Anna Sayburn has an unsettling encounter
I round the corner of the narrow, unlit alleyway. He’s standing in the middle of the path, staring at me with an unmistakeably territorial challenge. The amber eyes are cool, arrogant. ‘Yes?’ they seem to say. ‘What do you want here?’ There’s a definite air of menace. My heart thuds.
I slow my pace, then stop, uncertain. I consider retracing my steps, going round the long way. But that’s silly, I think. I’m minutes from home, and besides, I’ve known him since he was a baby. I’ve watched him grow up, play-fighting with his brothers and sisters on the patch of grass outside the house.
So I smile, carry on walking. At the last minute he turns tail and disappears into the undergrowth. This time, at least, I’ve won.
Foxes. When exactly did they go from being shy, furtive, nocturnal creatures, to acting like they own the place?
On my way to catch the train in the morning, I pass a glossy fox trotting busily in the other direction, possibly on the way back from the school run.
Coming home, I almost trip over a huge, basking dog fox, snoozing on the pavement in the afternoon sun. At night I lie awake and listen to their children scrapping outside on the verge, letting out horrible blood-curdling screams.
My confrontation in the alleyway happens regularly. I’ve started to suspect the squirrels are tipping them off. ‘She’s on her way – carrying lots of shopping,’ whispers a sentry squirrel. ‘I reckon this time she’ll drop the lot and run.’
I’ve nothing against foxes per se, you know. It’s just – well, they’re not like us. To be honest, they scare me a little. Oh, I know they’re only outside, on our streets and in our gardens. But for how long?

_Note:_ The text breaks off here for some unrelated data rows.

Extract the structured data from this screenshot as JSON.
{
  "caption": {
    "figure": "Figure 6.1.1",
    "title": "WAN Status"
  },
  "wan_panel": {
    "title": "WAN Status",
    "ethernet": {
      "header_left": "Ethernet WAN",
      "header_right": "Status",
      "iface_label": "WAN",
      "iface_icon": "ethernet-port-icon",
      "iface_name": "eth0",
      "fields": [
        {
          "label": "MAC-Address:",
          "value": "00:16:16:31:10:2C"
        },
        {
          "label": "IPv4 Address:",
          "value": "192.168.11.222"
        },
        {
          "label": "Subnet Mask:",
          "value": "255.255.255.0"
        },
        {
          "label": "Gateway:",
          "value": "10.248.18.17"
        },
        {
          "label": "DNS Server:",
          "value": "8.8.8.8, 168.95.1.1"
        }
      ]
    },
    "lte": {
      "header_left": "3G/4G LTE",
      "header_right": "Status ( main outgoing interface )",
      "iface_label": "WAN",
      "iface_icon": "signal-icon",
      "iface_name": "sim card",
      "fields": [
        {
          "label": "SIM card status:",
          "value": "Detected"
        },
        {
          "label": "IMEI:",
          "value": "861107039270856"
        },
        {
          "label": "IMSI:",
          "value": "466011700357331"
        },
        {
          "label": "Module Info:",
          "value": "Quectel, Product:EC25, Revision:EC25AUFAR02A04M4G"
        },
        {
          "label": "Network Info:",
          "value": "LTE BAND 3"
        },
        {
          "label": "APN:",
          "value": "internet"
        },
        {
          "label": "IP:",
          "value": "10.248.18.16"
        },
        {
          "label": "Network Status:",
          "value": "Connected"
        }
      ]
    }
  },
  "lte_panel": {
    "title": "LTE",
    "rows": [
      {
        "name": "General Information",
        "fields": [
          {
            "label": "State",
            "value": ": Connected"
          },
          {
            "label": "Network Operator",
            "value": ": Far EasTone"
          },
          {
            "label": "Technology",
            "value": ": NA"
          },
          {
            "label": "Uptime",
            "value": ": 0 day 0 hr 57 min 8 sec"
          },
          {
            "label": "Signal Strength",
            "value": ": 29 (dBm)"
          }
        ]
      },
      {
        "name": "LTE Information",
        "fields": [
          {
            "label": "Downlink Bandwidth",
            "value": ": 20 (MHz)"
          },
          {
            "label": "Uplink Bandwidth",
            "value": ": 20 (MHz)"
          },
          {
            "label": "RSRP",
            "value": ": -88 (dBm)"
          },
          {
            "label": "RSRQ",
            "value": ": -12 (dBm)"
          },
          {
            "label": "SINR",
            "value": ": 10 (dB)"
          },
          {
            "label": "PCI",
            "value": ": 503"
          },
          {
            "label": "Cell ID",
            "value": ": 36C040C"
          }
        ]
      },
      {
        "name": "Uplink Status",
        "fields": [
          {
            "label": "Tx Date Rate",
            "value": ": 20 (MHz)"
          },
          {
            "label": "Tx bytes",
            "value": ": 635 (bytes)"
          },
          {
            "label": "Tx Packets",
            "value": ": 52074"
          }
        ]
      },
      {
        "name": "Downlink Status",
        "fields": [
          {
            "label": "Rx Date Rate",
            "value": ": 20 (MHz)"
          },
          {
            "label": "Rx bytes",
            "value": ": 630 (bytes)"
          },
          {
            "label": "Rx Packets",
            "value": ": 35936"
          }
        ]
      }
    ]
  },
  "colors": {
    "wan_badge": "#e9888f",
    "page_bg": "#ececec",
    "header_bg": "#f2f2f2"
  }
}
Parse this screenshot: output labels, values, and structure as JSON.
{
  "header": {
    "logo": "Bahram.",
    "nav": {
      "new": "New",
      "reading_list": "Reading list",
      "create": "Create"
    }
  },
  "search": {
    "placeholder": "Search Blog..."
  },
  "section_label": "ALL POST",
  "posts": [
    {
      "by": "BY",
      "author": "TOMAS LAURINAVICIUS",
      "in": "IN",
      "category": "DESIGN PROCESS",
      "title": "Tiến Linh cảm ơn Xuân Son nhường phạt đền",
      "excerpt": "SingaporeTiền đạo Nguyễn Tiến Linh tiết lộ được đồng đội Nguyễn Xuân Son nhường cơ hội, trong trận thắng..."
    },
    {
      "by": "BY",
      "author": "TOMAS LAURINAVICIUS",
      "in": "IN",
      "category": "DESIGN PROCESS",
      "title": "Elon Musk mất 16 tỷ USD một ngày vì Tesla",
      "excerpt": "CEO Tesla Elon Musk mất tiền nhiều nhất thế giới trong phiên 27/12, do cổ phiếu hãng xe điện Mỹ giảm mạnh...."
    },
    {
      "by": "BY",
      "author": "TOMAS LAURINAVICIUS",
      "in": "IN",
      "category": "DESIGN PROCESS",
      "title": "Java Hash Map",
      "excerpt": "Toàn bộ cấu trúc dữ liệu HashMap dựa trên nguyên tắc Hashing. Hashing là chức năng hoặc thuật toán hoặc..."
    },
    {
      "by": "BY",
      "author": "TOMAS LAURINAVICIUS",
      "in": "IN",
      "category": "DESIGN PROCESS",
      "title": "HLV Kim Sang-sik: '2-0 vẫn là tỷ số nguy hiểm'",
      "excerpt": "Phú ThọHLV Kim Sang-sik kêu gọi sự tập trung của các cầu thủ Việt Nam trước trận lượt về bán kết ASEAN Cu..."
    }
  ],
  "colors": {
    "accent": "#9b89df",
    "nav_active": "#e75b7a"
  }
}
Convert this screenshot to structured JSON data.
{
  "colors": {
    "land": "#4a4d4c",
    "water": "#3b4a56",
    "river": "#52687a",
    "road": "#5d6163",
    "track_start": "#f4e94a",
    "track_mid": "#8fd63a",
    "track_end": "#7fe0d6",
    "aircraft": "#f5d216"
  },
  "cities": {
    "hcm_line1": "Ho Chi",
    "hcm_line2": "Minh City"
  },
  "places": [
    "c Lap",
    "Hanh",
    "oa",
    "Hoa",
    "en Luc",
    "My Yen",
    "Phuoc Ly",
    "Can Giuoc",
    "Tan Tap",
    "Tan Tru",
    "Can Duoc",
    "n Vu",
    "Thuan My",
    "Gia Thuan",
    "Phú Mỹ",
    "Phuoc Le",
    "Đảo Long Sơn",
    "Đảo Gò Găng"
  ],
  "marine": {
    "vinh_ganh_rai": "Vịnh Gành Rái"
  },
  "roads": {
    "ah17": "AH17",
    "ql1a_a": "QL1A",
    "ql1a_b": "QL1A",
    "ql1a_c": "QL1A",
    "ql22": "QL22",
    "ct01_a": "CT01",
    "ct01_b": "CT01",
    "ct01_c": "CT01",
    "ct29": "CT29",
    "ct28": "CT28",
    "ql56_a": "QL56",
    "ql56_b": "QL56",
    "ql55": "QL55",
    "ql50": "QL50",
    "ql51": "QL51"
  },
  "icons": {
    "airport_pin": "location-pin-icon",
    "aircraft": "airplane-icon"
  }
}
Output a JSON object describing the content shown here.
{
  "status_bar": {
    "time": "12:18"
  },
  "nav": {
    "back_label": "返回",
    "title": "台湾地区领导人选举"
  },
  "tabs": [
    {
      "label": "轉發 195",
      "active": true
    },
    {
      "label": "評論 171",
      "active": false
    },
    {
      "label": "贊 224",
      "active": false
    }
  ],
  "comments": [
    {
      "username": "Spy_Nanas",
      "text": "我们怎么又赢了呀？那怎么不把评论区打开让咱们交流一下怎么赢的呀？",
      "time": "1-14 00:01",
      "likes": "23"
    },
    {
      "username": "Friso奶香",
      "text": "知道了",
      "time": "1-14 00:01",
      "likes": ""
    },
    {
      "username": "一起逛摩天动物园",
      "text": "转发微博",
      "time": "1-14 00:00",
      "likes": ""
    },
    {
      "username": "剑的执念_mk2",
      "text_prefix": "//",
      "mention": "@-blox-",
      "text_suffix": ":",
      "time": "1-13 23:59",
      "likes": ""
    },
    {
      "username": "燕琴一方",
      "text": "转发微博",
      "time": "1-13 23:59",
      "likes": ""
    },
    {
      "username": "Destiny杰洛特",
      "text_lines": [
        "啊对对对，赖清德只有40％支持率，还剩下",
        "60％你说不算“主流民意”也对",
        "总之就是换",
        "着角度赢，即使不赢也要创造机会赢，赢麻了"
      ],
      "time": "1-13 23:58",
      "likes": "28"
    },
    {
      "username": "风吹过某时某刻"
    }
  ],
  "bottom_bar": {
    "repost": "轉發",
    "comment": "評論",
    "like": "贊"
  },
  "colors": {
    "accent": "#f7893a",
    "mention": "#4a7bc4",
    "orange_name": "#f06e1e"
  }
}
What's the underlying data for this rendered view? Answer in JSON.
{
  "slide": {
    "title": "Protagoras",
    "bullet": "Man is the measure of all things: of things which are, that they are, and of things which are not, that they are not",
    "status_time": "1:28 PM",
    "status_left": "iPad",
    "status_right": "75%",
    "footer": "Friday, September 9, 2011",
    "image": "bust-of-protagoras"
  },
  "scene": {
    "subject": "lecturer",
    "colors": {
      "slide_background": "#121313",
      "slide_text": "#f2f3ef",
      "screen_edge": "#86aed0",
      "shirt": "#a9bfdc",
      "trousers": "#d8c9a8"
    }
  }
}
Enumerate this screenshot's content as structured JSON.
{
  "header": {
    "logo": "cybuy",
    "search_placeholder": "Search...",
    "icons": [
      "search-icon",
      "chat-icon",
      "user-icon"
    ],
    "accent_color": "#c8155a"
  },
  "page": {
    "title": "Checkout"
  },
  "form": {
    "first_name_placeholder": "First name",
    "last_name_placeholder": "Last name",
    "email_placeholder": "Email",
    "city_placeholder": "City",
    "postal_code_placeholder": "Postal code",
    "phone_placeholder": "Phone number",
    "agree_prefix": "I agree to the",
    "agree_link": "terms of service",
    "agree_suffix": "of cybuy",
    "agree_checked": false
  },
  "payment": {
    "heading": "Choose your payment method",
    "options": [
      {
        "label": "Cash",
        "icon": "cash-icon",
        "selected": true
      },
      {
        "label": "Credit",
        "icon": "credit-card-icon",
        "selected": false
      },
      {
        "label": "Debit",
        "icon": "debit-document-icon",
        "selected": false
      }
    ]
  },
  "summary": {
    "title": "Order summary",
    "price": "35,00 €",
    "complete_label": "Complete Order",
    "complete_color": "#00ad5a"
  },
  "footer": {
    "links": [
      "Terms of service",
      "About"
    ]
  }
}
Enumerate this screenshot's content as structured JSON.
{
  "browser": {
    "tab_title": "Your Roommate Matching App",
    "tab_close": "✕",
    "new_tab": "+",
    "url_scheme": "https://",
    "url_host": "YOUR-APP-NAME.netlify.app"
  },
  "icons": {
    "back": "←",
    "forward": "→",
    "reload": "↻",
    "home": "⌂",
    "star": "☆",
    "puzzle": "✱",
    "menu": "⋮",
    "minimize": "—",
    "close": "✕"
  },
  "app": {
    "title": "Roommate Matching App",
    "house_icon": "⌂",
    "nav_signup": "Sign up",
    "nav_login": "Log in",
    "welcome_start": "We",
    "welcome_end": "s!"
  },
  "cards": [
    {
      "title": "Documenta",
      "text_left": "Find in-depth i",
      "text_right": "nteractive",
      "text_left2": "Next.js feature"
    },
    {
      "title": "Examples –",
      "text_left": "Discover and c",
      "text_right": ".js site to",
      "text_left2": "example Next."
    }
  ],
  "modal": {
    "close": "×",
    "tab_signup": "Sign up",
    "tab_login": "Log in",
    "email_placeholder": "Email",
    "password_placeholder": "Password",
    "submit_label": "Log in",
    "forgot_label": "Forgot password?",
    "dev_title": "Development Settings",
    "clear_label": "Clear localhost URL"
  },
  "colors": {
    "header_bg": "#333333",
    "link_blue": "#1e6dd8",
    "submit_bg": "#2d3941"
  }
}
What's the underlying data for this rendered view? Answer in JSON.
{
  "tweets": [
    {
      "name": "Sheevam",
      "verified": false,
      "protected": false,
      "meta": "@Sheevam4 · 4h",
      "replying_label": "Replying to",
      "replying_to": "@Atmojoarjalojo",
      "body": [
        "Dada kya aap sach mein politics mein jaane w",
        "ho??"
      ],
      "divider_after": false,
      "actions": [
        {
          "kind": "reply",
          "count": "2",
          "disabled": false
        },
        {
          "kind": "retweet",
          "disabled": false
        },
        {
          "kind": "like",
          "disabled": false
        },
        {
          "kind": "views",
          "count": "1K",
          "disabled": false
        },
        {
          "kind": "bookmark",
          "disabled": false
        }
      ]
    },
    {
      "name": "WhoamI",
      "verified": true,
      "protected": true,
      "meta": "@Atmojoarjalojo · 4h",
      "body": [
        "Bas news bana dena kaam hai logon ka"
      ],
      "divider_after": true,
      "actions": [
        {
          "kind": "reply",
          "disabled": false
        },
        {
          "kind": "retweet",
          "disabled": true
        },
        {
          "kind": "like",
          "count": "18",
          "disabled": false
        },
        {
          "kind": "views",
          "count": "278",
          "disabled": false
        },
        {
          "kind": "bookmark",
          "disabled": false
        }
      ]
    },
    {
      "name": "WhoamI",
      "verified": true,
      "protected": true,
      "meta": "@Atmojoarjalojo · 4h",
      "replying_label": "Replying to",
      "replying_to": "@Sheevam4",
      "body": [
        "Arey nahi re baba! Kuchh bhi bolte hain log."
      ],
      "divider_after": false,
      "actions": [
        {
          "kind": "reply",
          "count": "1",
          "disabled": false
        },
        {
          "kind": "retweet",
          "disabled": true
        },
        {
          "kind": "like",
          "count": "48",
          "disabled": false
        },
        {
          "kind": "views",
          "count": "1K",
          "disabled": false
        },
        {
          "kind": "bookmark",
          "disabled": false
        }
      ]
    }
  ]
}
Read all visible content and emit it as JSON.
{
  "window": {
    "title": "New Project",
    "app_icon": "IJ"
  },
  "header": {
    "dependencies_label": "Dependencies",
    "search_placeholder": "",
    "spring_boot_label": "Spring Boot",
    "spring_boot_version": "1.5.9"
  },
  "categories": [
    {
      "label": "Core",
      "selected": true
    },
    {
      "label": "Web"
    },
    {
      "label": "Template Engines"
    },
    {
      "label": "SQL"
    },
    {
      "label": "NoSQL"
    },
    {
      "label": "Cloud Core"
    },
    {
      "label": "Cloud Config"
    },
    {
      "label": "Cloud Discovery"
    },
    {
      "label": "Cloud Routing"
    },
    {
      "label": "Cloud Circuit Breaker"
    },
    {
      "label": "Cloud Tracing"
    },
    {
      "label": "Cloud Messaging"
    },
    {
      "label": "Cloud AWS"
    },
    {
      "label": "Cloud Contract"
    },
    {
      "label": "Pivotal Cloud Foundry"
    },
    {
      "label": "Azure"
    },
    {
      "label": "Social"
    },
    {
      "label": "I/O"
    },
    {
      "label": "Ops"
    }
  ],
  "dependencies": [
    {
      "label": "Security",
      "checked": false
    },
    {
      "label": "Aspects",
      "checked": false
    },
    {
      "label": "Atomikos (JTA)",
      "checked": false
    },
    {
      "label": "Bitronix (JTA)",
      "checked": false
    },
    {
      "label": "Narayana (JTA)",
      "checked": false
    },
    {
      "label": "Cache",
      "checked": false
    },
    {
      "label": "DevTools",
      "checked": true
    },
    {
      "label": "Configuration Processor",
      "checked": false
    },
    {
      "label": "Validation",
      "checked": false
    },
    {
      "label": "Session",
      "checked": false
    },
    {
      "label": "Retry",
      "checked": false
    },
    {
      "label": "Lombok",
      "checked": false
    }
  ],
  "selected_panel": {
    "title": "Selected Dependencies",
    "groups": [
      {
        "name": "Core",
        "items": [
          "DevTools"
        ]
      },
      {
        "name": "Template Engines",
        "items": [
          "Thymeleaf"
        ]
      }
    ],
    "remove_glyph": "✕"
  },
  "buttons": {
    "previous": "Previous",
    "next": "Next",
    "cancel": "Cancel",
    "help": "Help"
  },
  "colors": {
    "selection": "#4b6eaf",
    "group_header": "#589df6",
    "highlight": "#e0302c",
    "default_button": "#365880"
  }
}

Will I come home one day to changed locks, and see through the letterbox the whole family lounging on the sofa, raiding the fridge and watching Chicken Run on the television?
‘They’re just foxes,’ say my friends, giving me odd looks. They may be. But they’re taking over, you mark my words.
Photo by Anna Sayburn










One very warm sunny day, all windows and conservatory doors open, I came downstairs and looked into the sitting room, there was a fox, up on an airchair , trying hard to make a meal of the apple scented pot pourri ! It shot off when it saw me , but the cheek of it ! Have to say we find foxes a complete nuisance, they come into the garden and wreck the plants by lying on them, scratch their mangy fur with the more robust plants, thereby breaking off large portions of the branches, I rather wish foxes would go back to the woods where they came from , I am sure they would be happier.
In my street some small children’s shoes have gone missing…the shoes having been kicked off in order to leap into the paddling pool in the garden, and then forgotten by the end of the day…seemingly have been found and dragged off by the foxes and never seen again.
I can just imagine the baby foxes strutting around after dark displaying their fancy new shoes!
I came home recently to a disgusting smell in the house. On searching around, I found a fox curled up in my cat’s bed! It could only have got in through the cat flap, but seemed much too big to have done so. It has remained a mystery. And I had to wash the bed many times before my distressed cat would return to it.